Mr. Bush said he was optimistic that the Republican-controlled Congress will pass the legislation promptly.

"It is very possible that a good piece of legislation can move quickly this year out of both the Senate and the House, get it to conference quickly and get it to my desk quickly, to show the American people that both parties are willing to work together to solve problems," he said. "We have a problem with class-action lawsuits. It is a problem that we all recognize, and it's a problem we intend to fix."

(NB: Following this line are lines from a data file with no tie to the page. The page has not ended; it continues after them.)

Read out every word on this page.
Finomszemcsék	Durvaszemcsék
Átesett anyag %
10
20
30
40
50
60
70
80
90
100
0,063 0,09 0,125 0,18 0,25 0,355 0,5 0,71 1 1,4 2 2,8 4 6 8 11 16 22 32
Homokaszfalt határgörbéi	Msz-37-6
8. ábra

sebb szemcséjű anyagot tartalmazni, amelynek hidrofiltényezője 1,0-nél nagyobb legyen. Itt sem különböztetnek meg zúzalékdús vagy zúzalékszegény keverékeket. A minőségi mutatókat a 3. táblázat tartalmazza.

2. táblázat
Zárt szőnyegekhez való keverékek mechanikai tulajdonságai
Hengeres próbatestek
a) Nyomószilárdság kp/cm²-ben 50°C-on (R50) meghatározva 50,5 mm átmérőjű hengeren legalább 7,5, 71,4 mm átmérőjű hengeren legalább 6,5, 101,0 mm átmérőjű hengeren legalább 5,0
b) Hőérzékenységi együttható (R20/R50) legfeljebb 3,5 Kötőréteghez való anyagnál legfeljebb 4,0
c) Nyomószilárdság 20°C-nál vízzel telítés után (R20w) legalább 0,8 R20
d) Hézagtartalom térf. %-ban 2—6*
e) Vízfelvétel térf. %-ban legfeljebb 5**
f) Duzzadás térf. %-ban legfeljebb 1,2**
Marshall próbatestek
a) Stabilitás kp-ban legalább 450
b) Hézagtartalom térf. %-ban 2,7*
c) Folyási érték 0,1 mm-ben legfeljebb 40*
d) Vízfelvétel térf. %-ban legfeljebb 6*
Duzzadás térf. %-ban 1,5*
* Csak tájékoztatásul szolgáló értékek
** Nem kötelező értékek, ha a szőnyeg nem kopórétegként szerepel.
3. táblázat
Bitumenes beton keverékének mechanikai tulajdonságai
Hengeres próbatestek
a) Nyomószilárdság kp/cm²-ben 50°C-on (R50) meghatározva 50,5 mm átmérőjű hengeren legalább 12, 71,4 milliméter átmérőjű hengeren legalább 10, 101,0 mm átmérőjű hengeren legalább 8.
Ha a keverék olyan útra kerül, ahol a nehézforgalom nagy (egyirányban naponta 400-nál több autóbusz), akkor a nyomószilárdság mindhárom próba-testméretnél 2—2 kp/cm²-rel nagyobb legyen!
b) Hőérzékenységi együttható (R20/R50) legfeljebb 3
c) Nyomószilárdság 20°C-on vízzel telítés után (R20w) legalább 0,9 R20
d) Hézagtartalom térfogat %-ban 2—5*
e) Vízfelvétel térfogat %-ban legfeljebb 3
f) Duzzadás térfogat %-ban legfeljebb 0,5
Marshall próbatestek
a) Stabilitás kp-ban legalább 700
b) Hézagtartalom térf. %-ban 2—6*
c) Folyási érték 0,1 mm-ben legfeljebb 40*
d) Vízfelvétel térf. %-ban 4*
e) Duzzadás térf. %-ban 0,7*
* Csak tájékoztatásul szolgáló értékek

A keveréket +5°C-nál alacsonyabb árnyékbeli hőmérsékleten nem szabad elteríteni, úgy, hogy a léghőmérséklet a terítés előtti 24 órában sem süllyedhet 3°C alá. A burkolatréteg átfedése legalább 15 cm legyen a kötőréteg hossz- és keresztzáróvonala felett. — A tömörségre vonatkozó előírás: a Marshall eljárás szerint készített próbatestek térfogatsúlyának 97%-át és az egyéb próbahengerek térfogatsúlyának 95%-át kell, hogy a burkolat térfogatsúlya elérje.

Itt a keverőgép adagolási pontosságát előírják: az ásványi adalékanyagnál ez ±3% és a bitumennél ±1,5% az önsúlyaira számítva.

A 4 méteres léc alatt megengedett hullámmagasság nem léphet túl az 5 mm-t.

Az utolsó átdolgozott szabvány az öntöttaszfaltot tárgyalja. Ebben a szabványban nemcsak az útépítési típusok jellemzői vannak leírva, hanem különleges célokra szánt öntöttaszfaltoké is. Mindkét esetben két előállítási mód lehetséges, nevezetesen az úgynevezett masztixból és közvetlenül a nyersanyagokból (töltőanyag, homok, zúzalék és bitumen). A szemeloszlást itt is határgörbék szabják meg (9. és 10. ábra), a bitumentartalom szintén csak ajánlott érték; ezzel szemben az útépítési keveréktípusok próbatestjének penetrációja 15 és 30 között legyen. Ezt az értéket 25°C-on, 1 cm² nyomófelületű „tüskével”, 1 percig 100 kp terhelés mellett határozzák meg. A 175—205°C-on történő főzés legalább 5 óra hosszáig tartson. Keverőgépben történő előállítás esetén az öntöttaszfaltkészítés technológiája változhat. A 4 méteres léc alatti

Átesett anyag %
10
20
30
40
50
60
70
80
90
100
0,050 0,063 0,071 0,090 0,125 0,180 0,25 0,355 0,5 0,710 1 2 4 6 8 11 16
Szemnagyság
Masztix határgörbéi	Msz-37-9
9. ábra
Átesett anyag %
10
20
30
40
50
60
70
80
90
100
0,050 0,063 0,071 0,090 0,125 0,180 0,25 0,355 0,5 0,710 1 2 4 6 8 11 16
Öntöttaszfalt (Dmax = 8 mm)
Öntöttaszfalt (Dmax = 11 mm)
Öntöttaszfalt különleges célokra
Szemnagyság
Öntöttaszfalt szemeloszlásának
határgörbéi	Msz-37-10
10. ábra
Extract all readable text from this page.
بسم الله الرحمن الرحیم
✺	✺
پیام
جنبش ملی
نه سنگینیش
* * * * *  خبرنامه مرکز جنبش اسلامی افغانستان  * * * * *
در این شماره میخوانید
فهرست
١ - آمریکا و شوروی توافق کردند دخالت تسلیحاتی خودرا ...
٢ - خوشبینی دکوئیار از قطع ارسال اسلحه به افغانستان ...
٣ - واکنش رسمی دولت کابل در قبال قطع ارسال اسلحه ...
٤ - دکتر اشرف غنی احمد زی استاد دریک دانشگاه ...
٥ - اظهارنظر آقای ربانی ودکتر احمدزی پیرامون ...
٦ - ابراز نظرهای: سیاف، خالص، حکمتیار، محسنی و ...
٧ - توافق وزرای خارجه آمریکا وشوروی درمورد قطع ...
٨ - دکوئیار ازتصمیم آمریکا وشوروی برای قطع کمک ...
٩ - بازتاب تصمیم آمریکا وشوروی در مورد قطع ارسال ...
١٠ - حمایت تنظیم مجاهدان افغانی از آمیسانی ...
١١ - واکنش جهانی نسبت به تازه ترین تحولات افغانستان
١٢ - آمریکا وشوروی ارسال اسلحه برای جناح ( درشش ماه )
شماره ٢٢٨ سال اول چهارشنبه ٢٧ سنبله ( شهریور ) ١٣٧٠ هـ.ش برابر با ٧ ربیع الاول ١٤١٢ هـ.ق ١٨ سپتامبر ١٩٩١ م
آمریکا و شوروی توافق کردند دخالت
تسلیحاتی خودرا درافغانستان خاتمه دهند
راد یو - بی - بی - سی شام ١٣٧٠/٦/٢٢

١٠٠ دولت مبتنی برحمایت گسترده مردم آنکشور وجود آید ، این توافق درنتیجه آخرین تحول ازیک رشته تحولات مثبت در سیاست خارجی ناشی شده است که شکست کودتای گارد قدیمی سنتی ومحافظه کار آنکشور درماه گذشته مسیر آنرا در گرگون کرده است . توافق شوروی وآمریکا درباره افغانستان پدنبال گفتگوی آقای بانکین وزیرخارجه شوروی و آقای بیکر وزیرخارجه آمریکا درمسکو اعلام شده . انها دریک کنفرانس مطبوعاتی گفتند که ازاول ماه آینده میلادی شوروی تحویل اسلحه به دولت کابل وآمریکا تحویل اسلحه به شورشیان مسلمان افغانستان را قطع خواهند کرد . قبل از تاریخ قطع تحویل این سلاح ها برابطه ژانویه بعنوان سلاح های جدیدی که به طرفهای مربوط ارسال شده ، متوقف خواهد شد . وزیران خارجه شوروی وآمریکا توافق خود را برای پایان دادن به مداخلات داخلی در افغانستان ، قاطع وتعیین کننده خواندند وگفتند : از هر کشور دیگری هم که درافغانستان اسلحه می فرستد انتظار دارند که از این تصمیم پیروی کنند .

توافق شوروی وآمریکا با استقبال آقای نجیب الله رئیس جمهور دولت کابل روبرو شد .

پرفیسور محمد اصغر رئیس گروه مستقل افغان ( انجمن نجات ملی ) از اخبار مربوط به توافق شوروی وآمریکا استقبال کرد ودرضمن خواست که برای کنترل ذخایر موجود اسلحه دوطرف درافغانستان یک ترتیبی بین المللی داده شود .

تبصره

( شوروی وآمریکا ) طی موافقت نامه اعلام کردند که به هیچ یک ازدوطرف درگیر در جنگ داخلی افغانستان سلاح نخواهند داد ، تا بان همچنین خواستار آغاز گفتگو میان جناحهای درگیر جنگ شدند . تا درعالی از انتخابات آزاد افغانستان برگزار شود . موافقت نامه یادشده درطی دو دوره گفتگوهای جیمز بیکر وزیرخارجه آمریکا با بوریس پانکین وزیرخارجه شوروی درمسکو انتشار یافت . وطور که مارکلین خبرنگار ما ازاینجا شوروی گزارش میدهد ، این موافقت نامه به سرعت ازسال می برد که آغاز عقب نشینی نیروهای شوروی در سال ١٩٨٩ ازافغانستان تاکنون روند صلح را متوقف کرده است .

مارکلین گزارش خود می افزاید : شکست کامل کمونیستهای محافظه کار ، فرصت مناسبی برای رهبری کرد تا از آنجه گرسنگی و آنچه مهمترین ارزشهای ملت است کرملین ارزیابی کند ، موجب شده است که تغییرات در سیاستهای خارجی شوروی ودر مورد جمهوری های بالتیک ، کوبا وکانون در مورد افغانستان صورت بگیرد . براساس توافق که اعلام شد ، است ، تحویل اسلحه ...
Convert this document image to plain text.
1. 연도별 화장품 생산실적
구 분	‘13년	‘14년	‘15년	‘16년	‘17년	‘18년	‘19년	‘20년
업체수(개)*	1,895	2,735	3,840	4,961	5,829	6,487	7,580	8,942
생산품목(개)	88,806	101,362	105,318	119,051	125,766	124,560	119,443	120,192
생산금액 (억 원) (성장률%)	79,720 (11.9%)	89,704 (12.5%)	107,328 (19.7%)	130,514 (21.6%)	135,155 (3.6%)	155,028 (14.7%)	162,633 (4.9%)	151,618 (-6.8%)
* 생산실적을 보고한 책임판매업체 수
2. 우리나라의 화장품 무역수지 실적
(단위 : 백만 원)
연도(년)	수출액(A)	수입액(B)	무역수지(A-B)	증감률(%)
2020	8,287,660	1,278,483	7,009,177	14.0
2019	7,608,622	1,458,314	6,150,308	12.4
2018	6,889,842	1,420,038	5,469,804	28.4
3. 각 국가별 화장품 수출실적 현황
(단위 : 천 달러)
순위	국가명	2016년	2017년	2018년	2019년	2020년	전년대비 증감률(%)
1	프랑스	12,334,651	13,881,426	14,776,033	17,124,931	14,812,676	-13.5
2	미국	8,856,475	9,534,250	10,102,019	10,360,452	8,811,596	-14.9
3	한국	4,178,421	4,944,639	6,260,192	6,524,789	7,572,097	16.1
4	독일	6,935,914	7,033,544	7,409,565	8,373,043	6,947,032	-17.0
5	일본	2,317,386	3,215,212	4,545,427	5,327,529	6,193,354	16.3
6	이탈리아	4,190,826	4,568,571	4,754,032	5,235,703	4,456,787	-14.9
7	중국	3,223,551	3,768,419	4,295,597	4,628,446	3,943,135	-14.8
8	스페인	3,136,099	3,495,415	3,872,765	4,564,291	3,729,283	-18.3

Senate Majority Leader Bill Frist of Tennessee said class-action legislation will be the first introduced in the Senate this session. The bill has bipartisan support, although a Republican measure died in the Senate last year. That bill would have moved more class-action lawsuits -- in which one person or a small group represents the interests of an entire class of people in court -- out of state courts and into federal courts, where awards typically are smaller.

"There's a very good chance ... of getting a class-action reform bill done," said Sen. Christopher J. Dodd, Connecticut Democrat, after the meeting.

In his first week back in the White House after the holiday break, Mr. Bush is pushing to move forward with limits on lawsuits. On Wednesday, he traveled to Illinois to urge Congress to act quickly on the issue.

"Our tort system has become a needless disadvantage for American manufacturers and entrepreneurs," he said in Madison County, Ill., a community named by the American Tort Reform Association as the nation's worst jurisdiction for such suits.

The county is a magnet for asbestos litigation, with 953 cases filed in 2003, 884 in 2001 and 411 in 2000, ATRA said.

The number of class-action lawsuits filed in another Illinois county, St. Clair, in the past two years has increased by 1,100 percent.

Since 1973, manufacturers have been held liable for asbestos problems at the workplace, resulting in more than $54 million in litigation awards -- more than half of that going as fees to lawyers, ATRA said. Asbestos litigation has led to at least 74 bankruptcies, according to the group.

Mr. Bush campaigned heavily on the issue, frequently condemning "frivolous" lawsuits in his speeches. A report released this week by the financial services company Tillinghast says the U.S. tort system cost $246 billion in 2003, which translates to $845 per person.

Such lawsuits result in what critics call a "tort tax," in which legal liabilities drive up costs of consumer goods. According to the 1991 book "The Liability Maze," litigation costs add $500 to the price of each new automobile sold in the United States.

Still, some consumer groups contend that curbing class-action lawsuits would help businesses escape responsibility for wrongdoing. Some Democrats say Americans have no other recourse but banding together to bring class-action suits against huge corporations.